Steven Grosz,Rui Zhao,Rajeev Ranjan,Hongcheng Wang,Manoj Aggarwal,Gerard Medioni,Anil Jain
2024-09-21
Abstract:This paper improves upon existing data pruning methods for image classification by introducing a novel pruning metric and pruning procedure based on importance sampling. The proposed pruning metric explicitly accounts for data separability, data integrity, and model uncertainty, while the sampling procedure is adaptive to the pruning ratio and considers both intra-class and inter-class separation to further enhance the effectiveness of pruning. Furthermore, the sampling method can readily be applied to other pruning metrics to improve their performance. Overall, the proposed approach scales well to high pruning ratio and generalizes better across different classification models, as demonstrated by experiments on four benchmark datasets, including the fine-grained classification scenario.
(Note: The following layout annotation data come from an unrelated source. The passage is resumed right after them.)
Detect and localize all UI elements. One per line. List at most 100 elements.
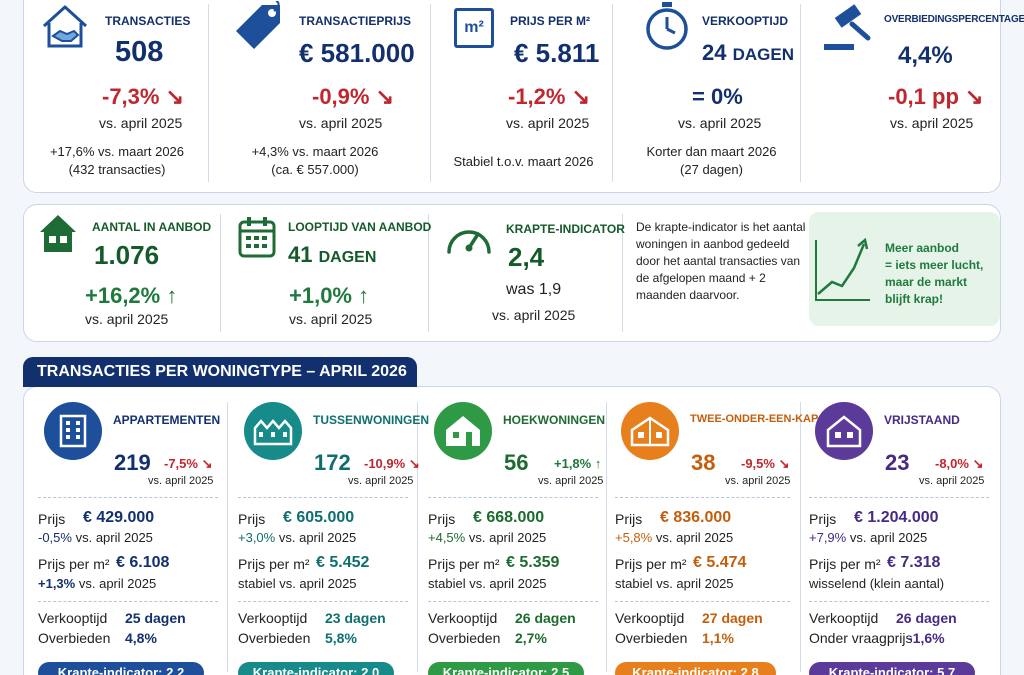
divider	[800, 4, 801, 182]
price-label: Prijs	[38, 511, 66, 527]
divider	[38, 601, 218, 602]
price-tag-icon	[236, 1, 280, 49]
supply-value-aanbod: 1.076	[94, 240, 160, 270]
kpi-value-verkooptijd: 24 DAGEN	[702, 40, 795, 65]
section-title: TRANSACTIES PER WONINGTYPE – APRIL 2026	[23, 357, 417, 387]
trend-up-icon: ↑	[358, 283, 370, 308]
m2-delta: wisselend (klein aantal)	[809, 576, 945, 591]
days-label: Verkooptijd	[428, 610, 498, 626]
kpi-value-transactieprijs: € 581.000	[299, 38, 415, 68]
type-count: 219	[114, 450, 151, 475]
divider	[615, 601, 790, 602]
price-delta: -0,5% vs. april 2025	[38, 530, 153, 545]
kpi-note-prijs-per-m2: Stabiel t.o.v. maart 2026	[453, 154, 594, 169]
kpi-value-overbieden: 4,4%	[898, 42, 953, 69]
kpi-vs-transacties: vs. april 2025	[99, 115, 183, 131]
type-vs: vs. april 2025	[538, 475, 604, 487]
krapte-pill: Krapte-indicator: 2,5	[428, 662, 584, 675]
divider	[809, 497, 989, 498]
divider	[428, 601, 598, 602]
trend-down-icon: ↘	[571, 84, 591, 109]
m2-delta: +1,3% vs. april 2025	[38, 576, 157, 591]
m2-label: Prijs per m²	[428, 556, 500, 572]
kpi-note-verkooptijd: Korter dan maart 2026 (27 dagen)	[646, 144, 777, 177]
trend-down-icon: ↘	[201, 456, 213, 471]
corner-house-icon	[434, 402, 492, 460]
price-value: € 1.204.000	[854, 509, 939, 526]
m2-delta: stabiel vs. april 2025	[615, 576, 734, 591]
type-delta: -9,5% ↘	[741, 456, 790, 471]
price-value: € 836.000	[660, 509, 732, 526]
type-delta: +1,8% ↑	[554, 456, 602, 471]
type-name: TWEE-ONDER-EEN-KAP	[690, 413, 819, 425]
overbid-label: Overbieden	[38, 630, 111, 646]
divider	[809, 601, 989, 602]
divider	[238, 601, 408, 602]
kpi-title-transacties: TRANSACTIES	[105, 14, 191, 28]
days-value: 26 dagen	[515, 610, 576, 626]
kpi-vs-prijs-per-m2: vs. april 2025	[506, 115, 590, 131]
gavel-icon	[824, 4, 871, 50]
kpi-delta-transactieprijs: -0,9% ↘	[312, 84, 395, 109]
divider	[622, 214, 623, 332]
type-count: 38	[691, 450, 716, 475]
price-delta: +7,9% vs. april 2025	[809, 530, 928, 545]
kpi-delta-overbieden: -0,1 pp ↘	[888, 84, 984, 109]
divider	[417, 402, 418, 672]
divider	[800, 402, 801, 672]
kpi-value-prijs-per-m2: € 5.811	[514, 38, 600, 68]
trend-down-icon: ↘	[778, 456, 790, 471]
kpi-note-transacties: +17,6% vs. maart 2026 (432 transacties)	[49, 144, 185, 177]
detached-house-icon	[815, 402, 873, 460]
type-name: HOEKWONINGEN	[503, 413, 605, 427]
days-label: Verkooptijd	[809, 610, 879, 626]
divider	[428, 497, 598, 498]
kpi-delta-prijs-per-m2: -1,2% ↘	[508, 84, 591, 109]
price-delta: +3,0% vs. april 2025	[238, 530, 357, 545]
overbid-value: 2,7%	[515, 630, 547, 646]
m2-value: € 7.318	[887, 554, 941, 571]
type-vs: vs. april 2025	[725, 475, 791, 487]
days-value: 23 dagen	[325, 610, 386, 626]
supply-delta-looptijd: +1,0% ↑	[289, 283, 370, 308]
trend-down-icon: ↘	[375, 84, 395, 109]
days-label: Verkooptijd	[615, 610, 685, 626]
price-label: Prijs	[809, 511, 837, 527]
m2-value: € 5.359	[506, 554, 560, 571]
krapte-pill: Krapte-indicator: 2,0	[238, 662, 394, 675]
divider	[428, 214, 429, 332]
krapte-explanation: De krapte-indicator is het aantal woning…	[636, 220, 806, 302]
m2-label: Prijs per m²	[238, 556, 310, 572]
supply-title-aanbod: AANTAL IN AANBOD	[92, 220, 212, 234]
type-delta: -10,9% ↘	[364, 456, 420, 471]
days-label: Verkooptijd	[238, 610, 308, 626]
divider	[208, 4, 209, 182]
square-meter-icon: m²	[454, 8, 494, 48]
m2-label: Prijs per m²	[809, 556, 881, 572]
krapte-pill: Krapte-indicator: 2,8	[615, 662, 776, 675]
trend-down-icon: ↘	[165, 84, 185, 109]
supply-title-krapte: KRAPTE-INDICATOR	[506, 222, 625, 236]
supply-value-krapte: 2,4	[508, 242, 545, 272]
apartment-icon	[44, 402, 102, 460]
calendar-icon	[238, 217, 276, 258]
divider	[227, 402, 228, 672]
type-delta: -7,5% ↘	[164, 456, 213, 471]
price-value: € 605.000	[283, 509, 355, 526]
type-name: TUSSENWONINGEN	[313, 413, 430, 427]
m2-value: € 5.474	[693, 554, 747, 571]
m2-label: Prijs per m²	[615, 556, 687, 572]
krapte-pill: Krapte-indicator: 2,2	[38, 662, 204, 675]
kpi-note-transactieprijs: +4,3% vs. maart 2026 (ca. € 557.000)	[251, 144, 379, 177]
supply-value-looptijd: 41 DAGEN	[288, 242, 377, 267]
overbid-value: -1,6%	[908, 630, 945, 646]
kpi-title-verkooptijd: VERKOOPTIJD	[702, 14, 789, 28]
days-value: 26 dagen	[896, 610, 957, 626]
supply-delta-aanbod: +16,2% ↑	[85, 283, 178, 308]
type-count: 23	[885, 450, 910, 475]
supply-vs-looptijd: vs. april 2025	[289, 311, 373, 327]
supply-vs-aanbod: vs. april 2025	[85, 311, 169, 327]
trend-up-icon: ↑	[594, 456, 602, 471]
price-delta: +4,5% vs. april 2025	[428, 530, 547, 545]
trend-down-icon: ↘	[972, 456, 984, 471]
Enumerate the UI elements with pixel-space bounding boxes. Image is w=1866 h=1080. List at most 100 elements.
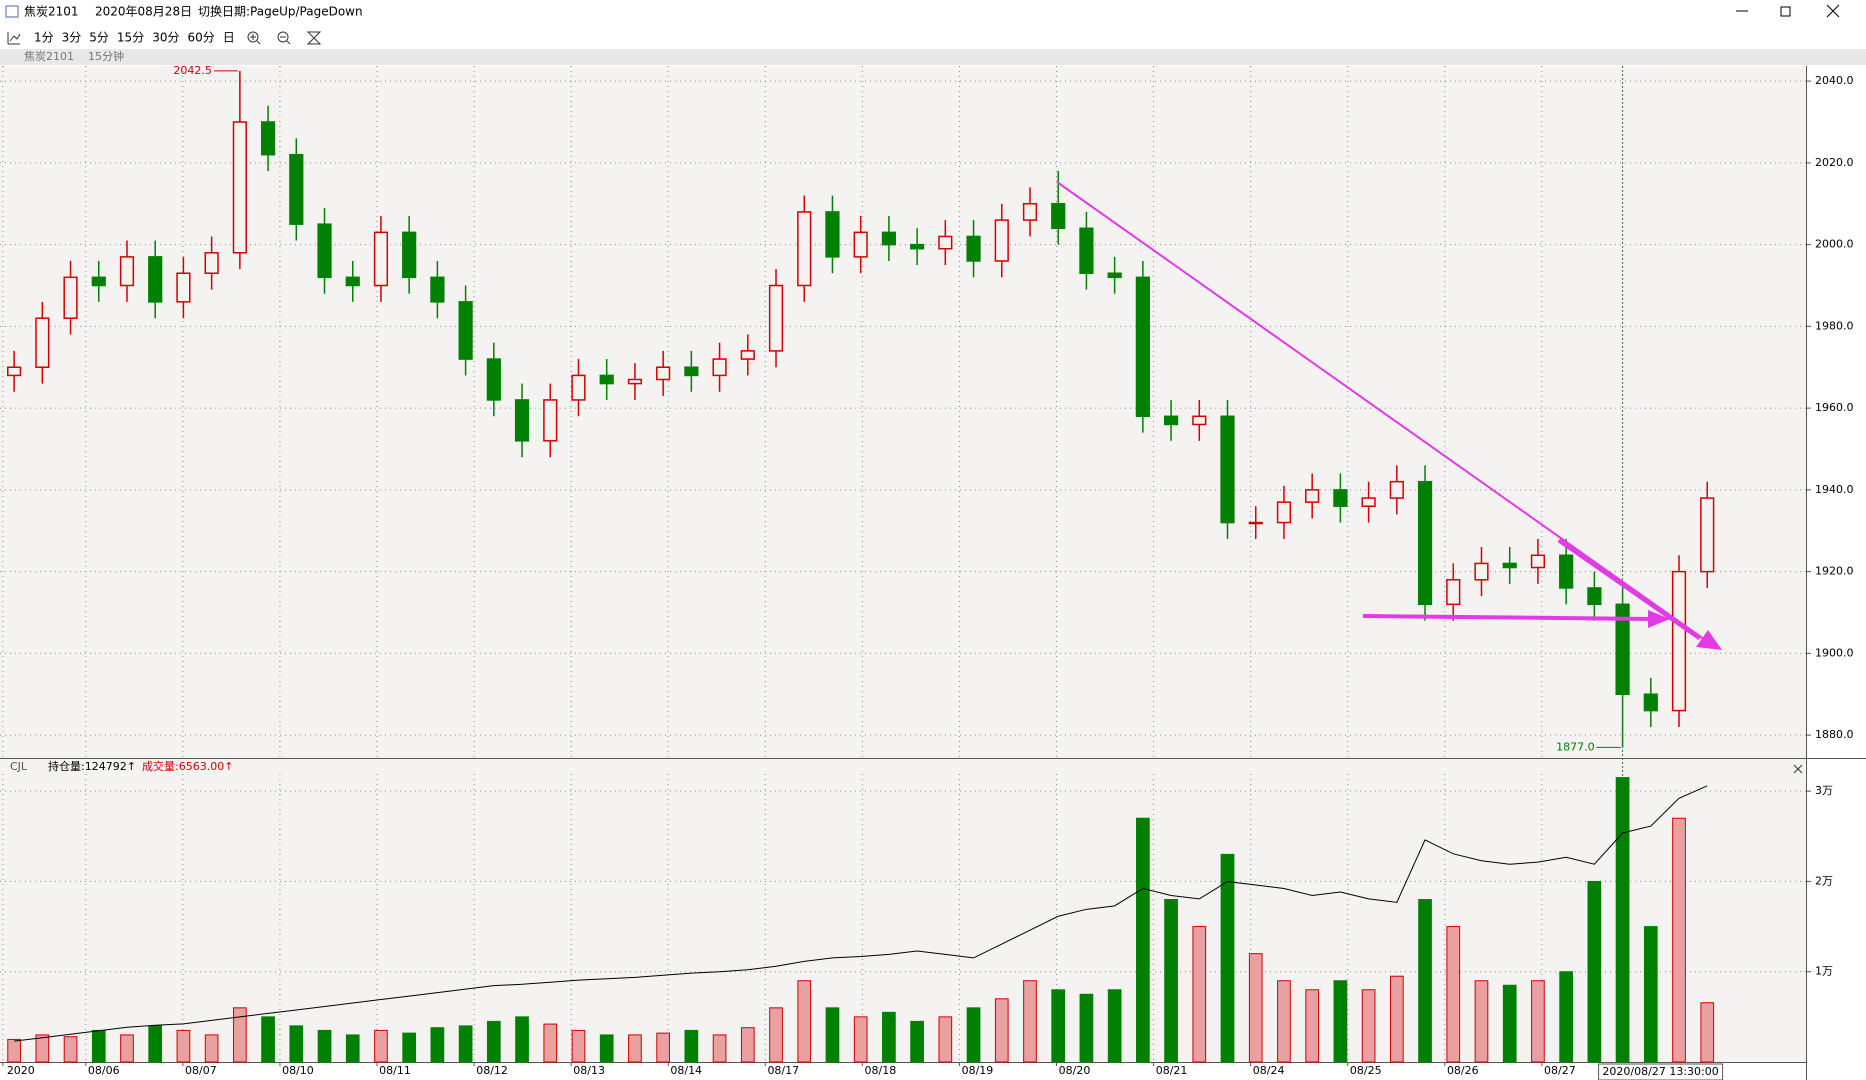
candle-body (430, 276, 445, 303)
volume-bar (1446, 926, 1461, 1063)
y-tick-label: 2040.0 (1815, 74, 1854, 87)
volume-bar (1531, 980, 1545, 1063)
candle-body (1192, 415, 1207, 426)
volume-bar (1079, 993, 1094, 1063)
min-label: 1877.0 (1556, 740, 1595, 753)
candle-body (853, 231, 868, 258)
candle-body (7, 366, 22, 377)
close-indicator-button[interactable] (1793, 764, 1803, 774)
volume-bar (1587, 880, 1602, 1063)
max-label: 2042.5 (173, 64, 212, 77)
volume-bar (684, 1029, 699, 1063)
candle-body (684, 366, 699, 377)
volume-bar (1051, 989, 1066, 1063)
volume-bar (910, 1020, 924, 1063)
chart-icon[interactable] (7, 32, 21, 45)
candle-body (458, 301, 473, 360)
support-arrow-head (1648, 610, 1670, 628)
y-tick-label: 2000.0 (1815, 238, 1854, 251)
candle-body (627, 378, 643, 385)
period-button[interactable]: 30分 (152, 31, 179, 45)
tab-symbol: 焦炭2101 (24, 50, 74, 63)
volume-bar (458, 1025, 473, 1063)
x-tick-label: 08/19 (962, 1064, 994, 1077)
candle-body (1248, 521, 1263, 525)
volume-bar (853, 1016, 868, 1063)
support-arrow-shaft (1362, 614, 1653, 621)
volume-bar (1643, 926, 1658, 1063)
volume-bar (938, 1016, 953, 1063)
volume-bar (35, 1034, 50, 1063)
period-button[interactable]: 60分 (187, 31, 214, 45)
period-button[interactable]: 日 (223, 31, 235, 45)
candle-body (1446, 579, 1461, 606)
volume-bar (1023, 980, 1037, 1063)
candle-body (1502, 562, 1517, 569)
volume-bar (882, 1011, 896, 1063)
trend-arrow-shaft (1557, 537, 1702, 641)
cursor-label: 2020/08/27 13:30:00 (1602, 1065, 1718, 1078)
title-bar (0, 0, 1866, 26)
volume-bar (1502, 984, 1517, 1063)
candle-body (1671, 570, 1687, 712)
plot-layer: 2020 08/06 08/07 08/10 08/11 08/12 08/13 08/14 0… (0, 64, 1854, 1080)
time-button[interactable] (306, 31, 322, 45)
x-tick-label: 08/25 (1350, 1064, 1382, 1077)
x-tick-label: 08/26 (1447, 1064, 1479, 1077)
volume-bar (515, 1016, 529, 1063)
candle-body (1135, 276, 1150, 418)
y-tick-label: 3万 (1815, 784, 1833, 797)
zoom-out-button[interactable] (277, 31, 289, 43)
x-tick-label: 08/06 (88, 1064, 120, 1077)
x-tick-label: 08/21 (1156, 1064, 1188, 1077)
zoom-in-icon (250, 34, 261, 45)
x-tick-label: 08/18 (865, 1064, 897, 1077)
candle-body (881, 231, 896, 246)
y-tick-label: 1960.0 (1815, 401, 1854, 414)
candle-body (402, 231, 417, 279)
candle-body (938, 235, 953, 250)
volume-bar (740, 1027, 755, 1063)
period-button[interactable]: 3分 (62, 31, 82, 45)
tab-strip (0, 49, 1866, 65)
volume-bar (994, 998, 1009, 1063)
candle-body (740, 350, 755, 360)
zoom-tools (247, 31, 322, 45)
candle-body (1389, 480, 1404, 499)
x-tick-label: 08/24 (1253, 1064, 1285, 1077)
volume-bar (261, 1016, 275, 1063)
y-tick-label: 1920.0 (1815, 565, 1854, 578)
trend-drawings (1056, 181, 1722, 650)
candle-body (1163, 415, 1179, 426)
volume-bar (233, 1007, 247, 1063)
y-tick-label: 1940.0 (1815, 483, 1854, 496)
volume-bar (430, 1027, 445, 1063)
candle-body (1559, 554, 1574, 589)
candle-body (1051, 202, 1066, 230)
window-hint: 切换日期:PageUp/PageDown (198, 5, 363, 19)
period-button[interactable]: 1分 (34, 31, 54, 45)
candle-body (1643, 693, 1658, 712)
x-tick-label: 2020 (7, 1064, 35, 1077)
candle-body (571, 374, 586, 401)
candle-body (232, 121, 247, 254)
candle-body (260, 121, 276, 156)
candle-body (1107, 272, 1122, 279)
volume-bar (1559, 971, 1573, 1063)
candle-body (994, 219, 1009, 262)
volume-bar (486, 1020, 501, 1063)
close-button[interactable] (1826, 4, 1840, 18)
zoom-in-button[interactable] (247, 31, 259, 43)
volume-bar (345, 1034, 360, 1063)
candle-body (148, 256, 163, 303)
period-button[interactable]: 15分 (117, 31, 144, 45)
candle-body (825, 211, 840, 258)
volume-bar (317, 1029, 332, 1063)
window-date: 2020年08月28日 (95, 5, 192, 19)
x-tick-label: 08/27 (1544, 1064, 1576, 1077)
restore-button[interactable] (1780, 6, 1791, 17)
period-button[interactable]: 5分 (89, 31, 109, 45)
volume-bar (148, 1025, 163, 1063)
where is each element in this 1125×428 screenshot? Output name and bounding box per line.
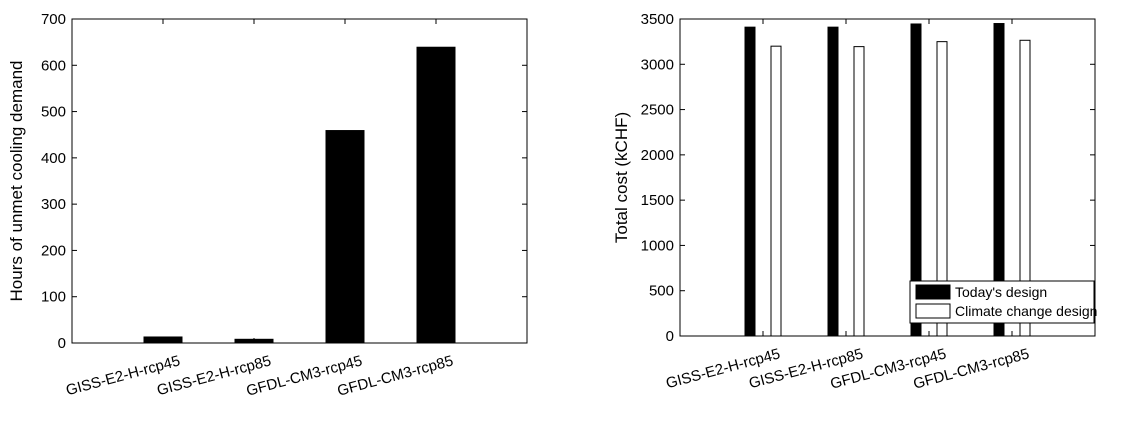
bar-climate-change-design: [936, 41, 948, 337]
y-tick-label: 2000: [641, 147, 674, 164]
y-tick-label: 3500: [641, 11, 674, 28]
plot-frame: [679, 18, 1096, 337]
y-tick-label: 500: [41, 104, 66, 121]
bar-todays-design: [993, 23, 1005, 337]
y-tick-label: 1000: [641, 237, 674, 254]
y-tick-label: 600: [41, 57, 66, 74]
y-tick-label: 200: [41, 242, 66, 259]
y-tick-label: 300: [41, 196, 66, 213]
legend-label: Today's design: [955, 284, 1047, 300]
legend-swatch: [915, 303, 951, 319]
y-tick-label: 700: [41, 11, 66, 28]
bar-climate-change-design: [853, 46, 865, 337]
plot-frame: [71, 18, 528, 344]
bar: [325, 130, 365, 344]
y-tick-label: 400: [41, 150, 66, 167]
y-tick-label: 100: [41, 289, 66, 306]
legend: Today's design Climate change design: [909, 280, 1097, 324]
legend-label: Climate change design: [955, 303, 1097, 319]
bar-todays-design: [827, 26, 839, 337]
y-axis-label: Total cost (kCHF): [612, 112, 631, 243]
y-tick-label: 3000: [641, 56, 674, 73]
bar: [416, 46, 456, 344]
legend-swatch: [915, 284, 951, 300]
y-tick-label: 0: [666, 328, 674, 345]
unmet-cooling-chart: 0 100 200 300 400 500 600 700 Hours of unmet coo…: [7, 11, 528, 400]
y-tick-label: 0: [58, 335, 66, 352]
y-axis-label: Hours of unmet cooling demand: [7, 61, 26, 302]
y-tick-label: 2500: [641, 102, 674, 119]
bar-climate-change-design: [770, 45, 782, 337]
y-tick-label: 1500: [641, 192, 674, 209]
bar-climate-change-design: [1019, 39, 1031, 337]
bar-todays-design: [910, 23, 922, 337]
total-cost-chart: 0 500 1000 1500 2000 2500 3000 3500 Total cost (…: [612, 11, 1097, 393]
y-tick-label: 500: [649, 283, 674, 300]
bar-todays-design: [744, 26, 756, 337]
Computer Vision and Pattern Recognition
What problem does this paper attempt to address?
The paper aims to address several key issues in data pruning methods in machine learning, particularly in the application of image classification tasks. Specifically: 1. **Improving Robustness**: Existing data pruning methods lack robustness when facing data noise. For example, some methods rely solely on prediction error to measure the importance of samples, which makes it difficult to distinguish between difficult but useful samples and noisy samples. 2. **Mitigating Class Imbalance**: Existing pruning strategies may exacerbate class imbalance because they often strictly sample based on sample difficulty, ignoring the inherent difficulty differences between different classes. 3. **Adaptability Issues**: Existing methods lack flexibility in deciding whether to prune simple or difficult samples. This decision depends on the initial data volume and the chosen pruning ratio. To address the above issues, the authors propose a new data pruning metric—SIM (Separability, Integrity, and Model Uncertainty), and an improved sampling method—SIMS (SIM with Importance Sampling). This method not only considers the separability, integrity, and model uncertainty of the data but also improves pruning effectiveness through an adaptive importance sampling strategy. It performs particularly well under high pruning ratios and has better cross-model generalization capabilities. Experimental results show that this method outperforms several existing mainstream data pruning methods on four benchmark datasets.